More effective communication among hospitals, public health agencies, and community first responders will be needed to effectively manage any future large-scale disasters, according to a new report issued by the Joint Commission on Accreditation of Healthcare Organizations (JCAHO) (Ann Intern Med. 2006; 144: 799-811). The report also notes that national benchmarks are needed to evaluate and promote emergency preparedness funding.
The study, “Integrating Hospitals into Community Emergency Preparedness Planning,” is the first large-scale national assessment of how closely hospitals and their communities are collaborating and planning for natural and other disasters.
“This study provides important new information about the current state of linkages between hospitals and their communities and makes clear that neither can afford to work independently in the face of major emergencies,” said Jerod M. Loeb, PhD, executive vice president, Division of Research at JCAHO. “A coordinated approach is the only way to adequately serve those individuals who are victims of disaster.”
In early 2004, 575 US hospitals responded to a questionnaire that covered 17 basic elements of effective community linkages in a weighted analysis. Respondents included personnel in the areas of environmental safety, emergency management, infection control, administration, emergency services, and security.
Results showed that the majority of hospitals (88.2%) had participated in community-wide drills and exercises, and most (82.2%) had carried out a collaborative threat and vulnerability analysis with community responders (ie, fire, police, and emergency medical services). A total of 57.3% of the hospitals reported that their community plans included information pertaining to their hospitals’ need for additional supplies and equipment, and 73% of the hospitals had addressed decontamination capacity needs. However, only 54.4% of the hospitals reported having a direct link to the Health Alert Network, while 40% had 24-hour access to a live voice from a public health department.

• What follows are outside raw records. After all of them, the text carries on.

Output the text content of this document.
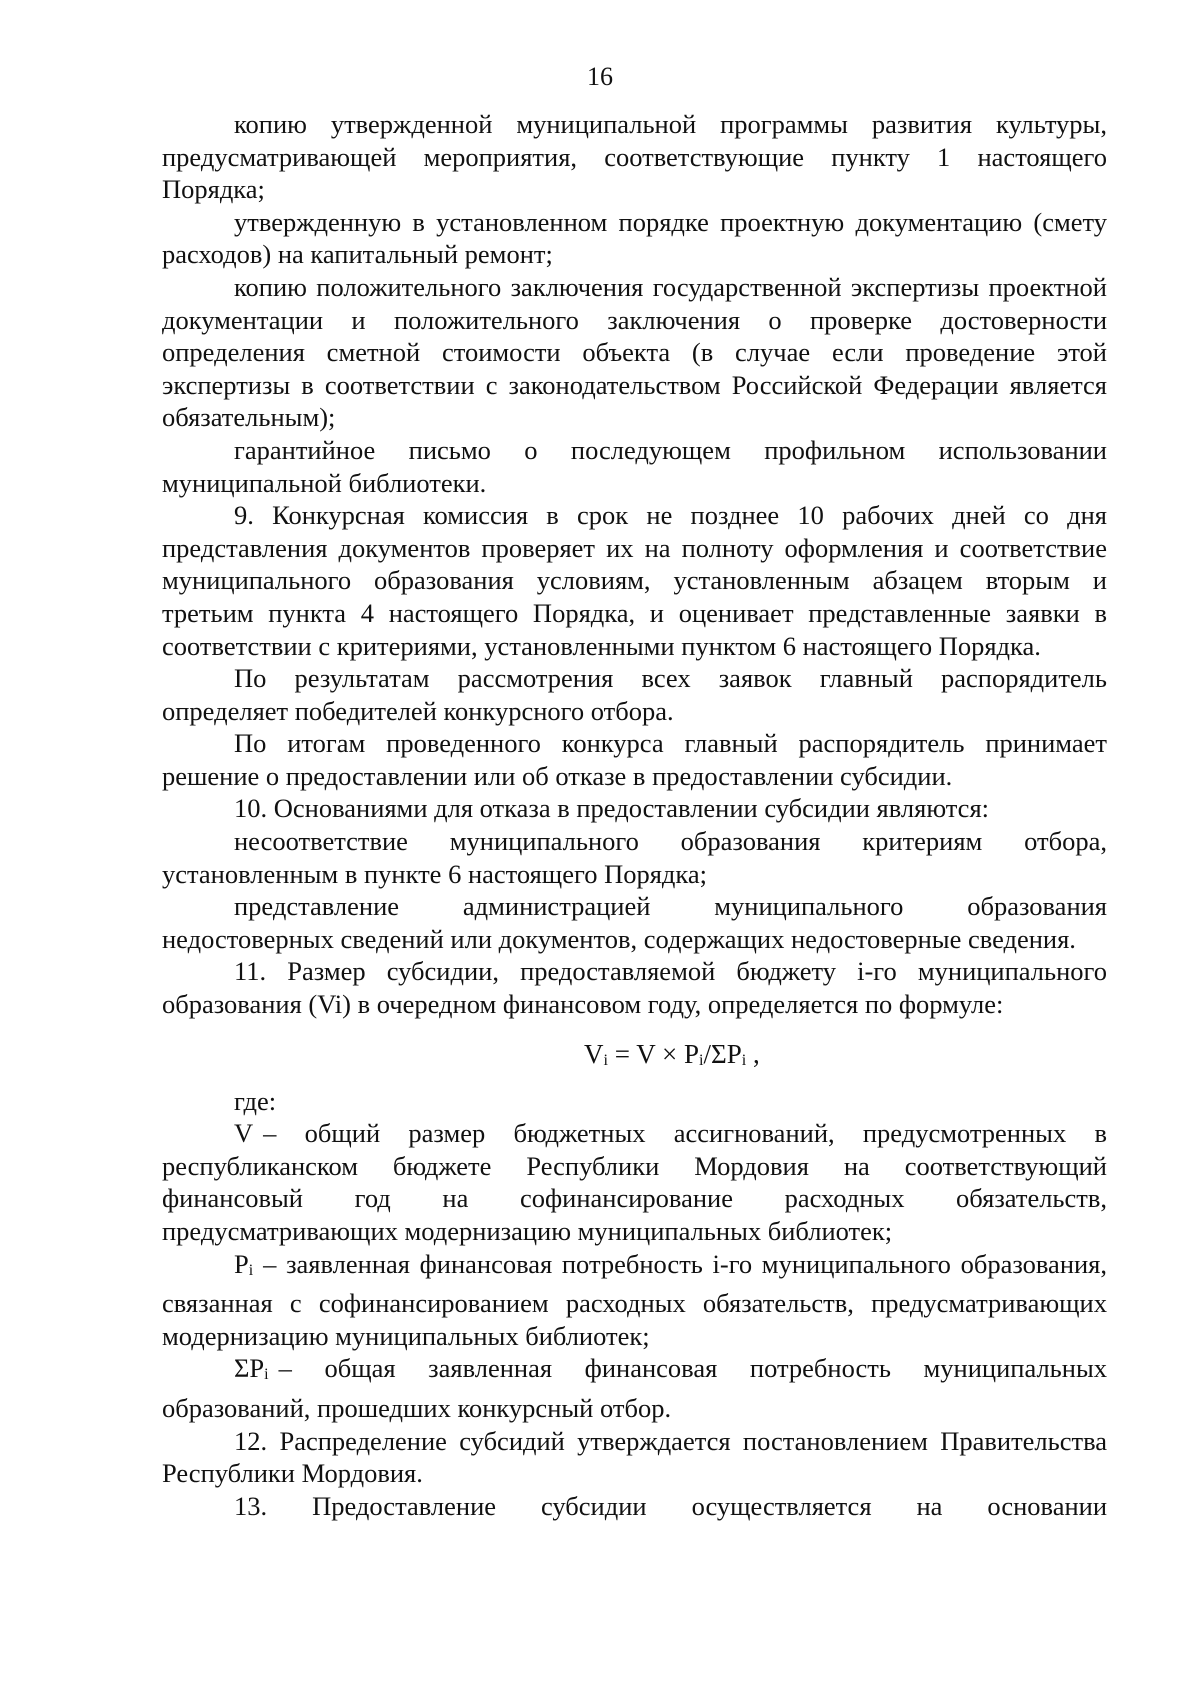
16

копию утвержденной муниципальной программы развития культуры, предусматривающей мероприятия, соответствующие пункту 1 настоящего Порядка;

утвержденную в установленном порядке проектную документацию (смету расходов) на капитальный ремонт;

копию положительного заключения государственной экспертизы проектной документации и положительного заключения о проверке достоверности определения сметной стоимости объекта (в случае если проведение этой экспертизы в соответствии с законодательством Российской Федерации является обязательным);

гарантийное письмо о последующем профильном использовании муниципальной библиотеки.

9. Конкурсная комиссия в срок не позднее 10 рабочих дней со дня представления документов проверяет их на полноту оформления и соответствие муниципального образования условиям, установленным абзацем вторым и третьим пункта 4 настоящего Порядка, и оценивает представленные заявки в соответствии с критериями, установленными пунктом 6 настоящего Порядка.

По результатам рассмотрения всех заявок главный распорядитель определяет победителей конкурсного отбора.

По итогам проведенного конкурса главный распорядитель принимает решение о предоставлении или об отказе в предоставлении субсидии.

10. Основаниями для отказа в предоставлении субсидии являются:

несоответствие муниципального образования критериям отбора, установленным в пункте 6 настоящего Порядка;

представление администрацией муниципального образования недостоверных сведений или документов, содержащих недостоверные сведения.

11. Размер субсидии, предоставляемой бюджету i-го муниципального образования (Vi) в очередном финансовом году, определяется по формуле:

$V_i = V \times P_i/\Sigma P_i$ ,

где:

V – общий размер бюджетных ассигнований, предусмотренных в республиканском бюджете Республики Мордовия на соответствующий финансовый год на софинансирование расходных обязательств, предусматривающих модернизацию муниципальных библиотек;

$P_i$ – заявленная финансовая потребность i-го муниципального образования, связанная с софинансированием расходных обязательств, предусматривающих модернизацию муниципальных библиотек;

$\Sigma P_i$ – общая заявленная финансовая потребность муниципальных образований, прошедших конкурсный отбор.

12. Распределение субсидий утверждается постановлением Правительства Республики Мордовия.

13. Предоставление субсидии осуществляется на основании
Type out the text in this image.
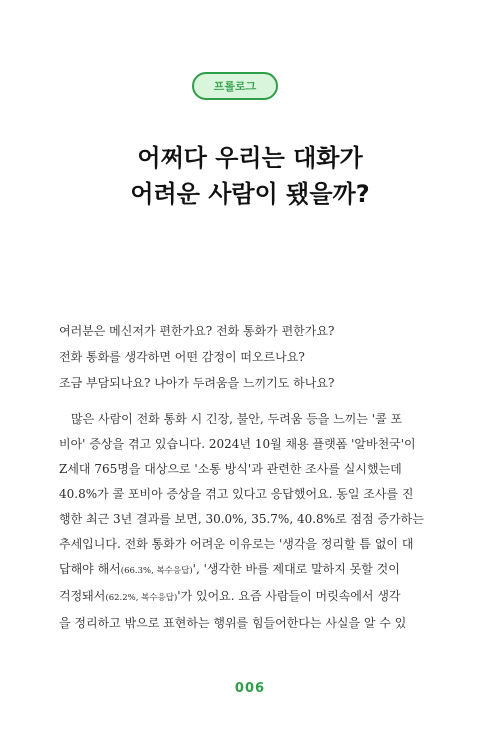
프롤로그
어쩌다 우리는 대화가
어려운 사람이 됐을까?

여러분은 메신저가 편한가요? 전화 통화가 편한가요?

전화 통화를 생각하면 어떤 감정이 떠오르나요?

조금 부담되나요? 나아가 두려움을 느끼기도 하나요?

많은 사람이 전화 통화 시 긴장, 불안, 두려움 등을 느끼는 '콜 포

비아' 증상을 겪고 있습니다. 2024년 10월 채용 플랫폼 '알바천국'이

Z세대 765명을 대상으로 '소통 방식'과 관련한 조사를 실시했는데

40.8%가 콜 포비아 증상을 겪고 있다고 응답했어요. 동일 조사를 진

행한 최근 3년 결과를 보면, 30.0%, 35.7%, 40.8%로 점점 증가하는

추세입니다. 전화 통화가 어려운 이유로는 '생각을 정리할 틈 없이 대

답해야 해서(66.3%, 복수응답)', '생각한 바를 제대로 말하지 못할 것이

걱정돼서(62.2%, 복수응답)'가 있어요. 요즘 사람들이 머릿속에서 생각

을 정리하고 밖으로 표현하는 행위를 힘들어한다는 사실을 알 수 있

006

Higher performance scores were associated with large and urban hospitals, and with a perceived high number of hazards, preparation for previous national security events, and experience in actual response.
In response to the study, JCAHO recommends that hospitals participate in drills and exercises that more accurately simulate the stresses created by emergency conditions that can persist over time. The organization also calls upon healthcare organizations to work together to better determine if community resources can meet identified potential needs.
“A well-prepared community will have a comprehensive planning process, a thorough emergency operations plan, established response capability, and an ongoing surveillance and notification system for identifying and communicating emergencies,” lead author Barbara I. Braun, PhD, of the Institute of Crisis, Disaster and Risk Management, George Washington University, Washington, DC, and her coauthors write.